ECLI:NL:CRVB:2015:2153
Centrale Raad van Beroep
- Hoger beroep
- W.H. Bel
- W.F. Claessens
- J.T.H. Zimmerman
- Rechtspraak.nl
Weigering ontheffing van arbeidsverplichtingen in het kader van de Wet werk en bijstand
In deze zaak gaat het om de weigering van het college van burgemeester en wethouders van Maassluis om appellanten ontheffing te verlenen van hun arbeidsverplichtingen op grond van de Wet werk en bijstand (WWB). Appellanten, die bijstand ontvangen, hebben verzocht om ontheffing vanwege gezondheidsredenen en zorgtaken voor hun kinderen. De Centrale Raad van Beroep behandelt het hoger beroep tegen de uitspraak van de rechtbank Rotterdam, die het beroep ongegrond had verklaard.
De Raad stelt vast dat appellanten in 2010 bijstand hebben gekregen en dat appellant is gestart met een re-integratietraject. Door ziekteverzuim verliep dit traject moeizaam, waarna in 2012 de mogelijkheid werd geboden om de zorg voor de kinderen op zich te nemen. Appellante startte een re-integratietraject, terwijl appellant om ontheffing vroeg. Het college weigerde deze ontheffing na advies van Salude Deskundige Dienst, dat concludeerde dat appellant in staat was om een re-integratietraject te volgen, mits rekening werd gehouden met zijn beperkingen.

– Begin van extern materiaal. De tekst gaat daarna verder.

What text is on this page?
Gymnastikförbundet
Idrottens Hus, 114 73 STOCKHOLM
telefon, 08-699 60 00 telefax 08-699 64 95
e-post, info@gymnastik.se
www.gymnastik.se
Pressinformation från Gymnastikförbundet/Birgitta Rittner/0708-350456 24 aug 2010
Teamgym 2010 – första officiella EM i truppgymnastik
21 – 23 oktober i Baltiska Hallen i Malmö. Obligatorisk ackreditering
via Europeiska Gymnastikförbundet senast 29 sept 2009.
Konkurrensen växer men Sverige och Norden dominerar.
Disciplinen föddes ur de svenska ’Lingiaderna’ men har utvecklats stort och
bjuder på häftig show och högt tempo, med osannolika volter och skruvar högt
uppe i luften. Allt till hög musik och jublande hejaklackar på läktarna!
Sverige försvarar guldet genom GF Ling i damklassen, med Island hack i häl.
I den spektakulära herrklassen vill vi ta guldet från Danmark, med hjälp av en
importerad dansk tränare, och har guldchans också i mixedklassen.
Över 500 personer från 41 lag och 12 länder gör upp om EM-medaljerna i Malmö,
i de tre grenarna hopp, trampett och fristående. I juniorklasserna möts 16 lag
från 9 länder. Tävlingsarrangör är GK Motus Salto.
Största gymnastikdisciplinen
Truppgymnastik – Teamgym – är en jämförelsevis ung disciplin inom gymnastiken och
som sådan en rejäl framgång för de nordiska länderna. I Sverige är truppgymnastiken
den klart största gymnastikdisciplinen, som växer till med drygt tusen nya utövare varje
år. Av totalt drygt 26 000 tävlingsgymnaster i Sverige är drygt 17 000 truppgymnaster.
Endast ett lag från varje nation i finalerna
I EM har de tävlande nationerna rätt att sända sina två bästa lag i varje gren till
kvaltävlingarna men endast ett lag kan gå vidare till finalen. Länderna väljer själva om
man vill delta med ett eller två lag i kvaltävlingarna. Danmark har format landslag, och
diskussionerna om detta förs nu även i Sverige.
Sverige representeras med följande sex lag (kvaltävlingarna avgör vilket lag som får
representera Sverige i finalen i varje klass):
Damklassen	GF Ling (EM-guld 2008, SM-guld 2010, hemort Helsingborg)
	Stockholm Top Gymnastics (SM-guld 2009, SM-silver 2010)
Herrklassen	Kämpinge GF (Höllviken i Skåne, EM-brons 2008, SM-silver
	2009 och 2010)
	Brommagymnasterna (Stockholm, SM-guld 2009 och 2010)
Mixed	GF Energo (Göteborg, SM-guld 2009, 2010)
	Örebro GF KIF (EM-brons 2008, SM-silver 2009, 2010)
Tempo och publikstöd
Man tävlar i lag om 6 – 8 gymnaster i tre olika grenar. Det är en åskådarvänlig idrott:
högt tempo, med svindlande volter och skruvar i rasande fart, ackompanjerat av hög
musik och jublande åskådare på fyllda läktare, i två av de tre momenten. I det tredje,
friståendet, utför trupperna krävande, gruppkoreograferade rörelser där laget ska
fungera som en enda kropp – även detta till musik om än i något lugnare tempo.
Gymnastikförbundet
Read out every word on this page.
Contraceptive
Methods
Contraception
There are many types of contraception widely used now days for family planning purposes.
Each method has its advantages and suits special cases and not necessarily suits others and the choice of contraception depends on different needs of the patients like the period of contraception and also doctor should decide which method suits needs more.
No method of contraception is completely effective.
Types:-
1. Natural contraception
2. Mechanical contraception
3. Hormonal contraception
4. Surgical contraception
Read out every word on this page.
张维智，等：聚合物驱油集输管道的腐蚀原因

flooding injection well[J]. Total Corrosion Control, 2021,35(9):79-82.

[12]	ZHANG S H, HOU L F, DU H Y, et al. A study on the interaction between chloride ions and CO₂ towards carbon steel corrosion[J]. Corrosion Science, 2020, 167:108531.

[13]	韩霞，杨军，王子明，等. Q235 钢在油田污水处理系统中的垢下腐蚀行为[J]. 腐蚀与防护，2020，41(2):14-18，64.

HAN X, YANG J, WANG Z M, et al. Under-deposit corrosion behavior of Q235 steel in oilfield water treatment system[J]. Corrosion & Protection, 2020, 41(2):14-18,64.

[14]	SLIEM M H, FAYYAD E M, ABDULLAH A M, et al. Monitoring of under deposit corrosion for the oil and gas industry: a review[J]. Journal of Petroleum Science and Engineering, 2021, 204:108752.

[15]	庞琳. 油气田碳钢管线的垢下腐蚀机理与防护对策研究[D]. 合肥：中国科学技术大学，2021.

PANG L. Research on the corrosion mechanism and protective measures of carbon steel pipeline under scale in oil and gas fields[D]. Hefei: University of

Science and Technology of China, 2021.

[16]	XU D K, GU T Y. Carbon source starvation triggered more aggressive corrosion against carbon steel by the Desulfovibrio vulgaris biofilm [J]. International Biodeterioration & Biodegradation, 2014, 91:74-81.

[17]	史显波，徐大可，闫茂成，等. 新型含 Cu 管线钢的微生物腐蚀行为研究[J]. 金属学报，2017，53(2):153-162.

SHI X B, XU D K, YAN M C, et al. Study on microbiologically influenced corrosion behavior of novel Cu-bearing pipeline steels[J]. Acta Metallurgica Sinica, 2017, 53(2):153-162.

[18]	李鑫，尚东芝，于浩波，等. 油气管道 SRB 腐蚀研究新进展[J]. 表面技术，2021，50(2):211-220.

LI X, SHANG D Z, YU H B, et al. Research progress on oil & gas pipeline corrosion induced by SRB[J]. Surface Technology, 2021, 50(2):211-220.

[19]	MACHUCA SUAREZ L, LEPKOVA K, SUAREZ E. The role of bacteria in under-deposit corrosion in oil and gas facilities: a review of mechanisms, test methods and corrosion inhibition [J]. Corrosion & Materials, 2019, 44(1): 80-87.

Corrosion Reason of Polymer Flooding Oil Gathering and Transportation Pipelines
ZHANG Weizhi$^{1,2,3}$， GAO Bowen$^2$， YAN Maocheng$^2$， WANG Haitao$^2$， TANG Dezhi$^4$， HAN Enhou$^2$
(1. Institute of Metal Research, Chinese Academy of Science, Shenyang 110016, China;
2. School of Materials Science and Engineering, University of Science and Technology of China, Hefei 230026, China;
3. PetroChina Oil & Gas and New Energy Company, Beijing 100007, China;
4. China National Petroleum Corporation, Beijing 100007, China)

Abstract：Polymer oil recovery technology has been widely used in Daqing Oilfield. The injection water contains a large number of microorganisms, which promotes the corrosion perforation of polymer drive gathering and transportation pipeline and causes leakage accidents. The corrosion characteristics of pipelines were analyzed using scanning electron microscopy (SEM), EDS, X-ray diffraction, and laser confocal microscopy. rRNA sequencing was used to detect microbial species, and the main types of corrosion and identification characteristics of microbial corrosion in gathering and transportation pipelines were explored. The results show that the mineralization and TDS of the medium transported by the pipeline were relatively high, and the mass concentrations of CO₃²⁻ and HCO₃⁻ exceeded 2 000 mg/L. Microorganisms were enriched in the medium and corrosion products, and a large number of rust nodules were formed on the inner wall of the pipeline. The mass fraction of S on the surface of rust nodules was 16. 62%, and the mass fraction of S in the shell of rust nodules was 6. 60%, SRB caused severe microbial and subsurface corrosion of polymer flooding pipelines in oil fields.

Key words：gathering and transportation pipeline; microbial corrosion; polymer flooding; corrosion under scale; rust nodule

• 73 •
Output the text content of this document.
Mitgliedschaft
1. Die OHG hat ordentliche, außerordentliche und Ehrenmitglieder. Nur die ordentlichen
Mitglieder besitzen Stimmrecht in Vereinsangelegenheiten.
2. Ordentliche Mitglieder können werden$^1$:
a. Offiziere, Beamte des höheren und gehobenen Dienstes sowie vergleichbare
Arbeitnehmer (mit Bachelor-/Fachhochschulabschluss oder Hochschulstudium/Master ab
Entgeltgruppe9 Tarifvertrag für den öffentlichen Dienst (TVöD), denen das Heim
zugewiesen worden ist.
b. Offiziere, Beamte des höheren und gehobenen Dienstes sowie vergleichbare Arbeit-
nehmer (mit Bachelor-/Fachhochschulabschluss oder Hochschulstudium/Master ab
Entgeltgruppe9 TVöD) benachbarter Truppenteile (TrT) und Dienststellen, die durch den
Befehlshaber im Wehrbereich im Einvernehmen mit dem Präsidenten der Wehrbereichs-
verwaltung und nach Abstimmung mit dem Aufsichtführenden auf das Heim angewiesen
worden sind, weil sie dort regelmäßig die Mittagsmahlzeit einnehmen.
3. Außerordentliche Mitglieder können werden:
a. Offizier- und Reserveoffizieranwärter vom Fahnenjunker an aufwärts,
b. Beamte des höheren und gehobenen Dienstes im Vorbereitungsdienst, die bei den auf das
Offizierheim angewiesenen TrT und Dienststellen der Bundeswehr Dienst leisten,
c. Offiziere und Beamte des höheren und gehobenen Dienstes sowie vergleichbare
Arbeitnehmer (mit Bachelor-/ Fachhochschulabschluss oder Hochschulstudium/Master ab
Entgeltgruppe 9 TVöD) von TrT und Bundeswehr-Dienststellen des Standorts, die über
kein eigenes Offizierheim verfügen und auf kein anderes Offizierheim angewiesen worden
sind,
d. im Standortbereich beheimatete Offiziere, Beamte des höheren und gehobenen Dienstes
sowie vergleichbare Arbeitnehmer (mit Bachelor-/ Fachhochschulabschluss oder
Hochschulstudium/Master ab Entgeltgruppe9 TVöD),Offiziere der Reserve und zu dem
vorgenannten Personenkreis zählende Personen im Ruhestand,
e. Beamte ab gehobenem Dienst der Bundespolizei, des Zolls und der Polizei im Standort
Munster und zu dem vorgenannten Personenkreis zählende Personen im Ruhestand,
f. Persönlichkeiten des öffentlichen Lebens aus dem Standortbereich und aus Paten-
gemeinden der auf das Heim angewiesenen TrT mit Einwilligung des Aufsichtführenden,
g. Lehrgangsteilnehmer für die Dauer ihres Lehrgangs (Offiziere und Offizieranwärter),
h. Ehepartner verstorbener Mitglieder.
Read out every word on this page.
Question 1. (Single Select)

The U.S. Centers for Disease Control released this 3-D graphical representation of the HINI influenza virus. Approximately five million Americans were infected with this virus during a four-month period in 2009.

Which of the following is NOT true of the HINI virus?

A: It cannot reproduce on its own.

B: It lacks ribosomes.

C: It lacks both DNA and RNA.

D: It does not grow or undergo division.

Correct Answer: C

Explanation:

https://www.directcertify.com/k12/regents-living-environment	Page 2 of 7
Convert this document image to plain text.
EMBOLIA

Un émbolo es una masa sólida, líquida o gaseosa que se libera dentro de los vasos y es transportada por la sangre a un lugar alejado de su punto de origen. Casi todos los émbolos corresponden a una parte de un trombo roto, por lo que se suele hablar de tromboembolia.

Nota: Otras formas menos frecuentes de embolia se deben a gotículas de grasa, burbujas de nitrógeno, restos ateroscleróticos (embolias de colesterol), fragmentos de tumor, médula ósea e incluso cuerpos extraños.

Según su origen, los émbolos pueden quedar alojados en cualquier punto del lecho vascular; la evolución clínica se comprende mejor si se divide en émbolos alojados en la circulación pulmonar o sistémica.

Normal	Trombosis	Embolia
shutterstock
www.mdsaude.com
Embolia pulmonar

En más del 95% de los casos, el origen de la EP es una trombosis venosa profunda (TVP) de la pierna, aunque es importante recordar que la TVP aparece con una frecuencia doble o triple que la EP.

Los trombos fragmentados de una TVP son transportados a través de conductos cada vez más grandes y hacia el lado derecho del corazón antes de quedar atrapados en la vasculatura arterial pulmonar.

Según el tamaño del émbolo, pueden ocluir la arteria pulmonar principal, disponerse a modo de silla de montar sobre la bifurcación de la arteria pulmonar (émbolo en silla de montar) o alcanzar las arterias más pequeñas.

De Raad overweegt dat het college terecht heeft gehandeld door de arbeidsverplichtingen van appellant te handhaven, aangezien er geen medische redenen waren voor een structurele urenbeperking. De zorgtaken van appellanten werden niet als dringende redenen aangemerkt, omdat zij niet met objectieve gegevens konden onderbouwen dat appellant niet in staat was om voor de kinderen te zorgen. De Raad bevestigt de uitspraak van de rechtbank en oordeelt dat het hoger beroep niet slaagt.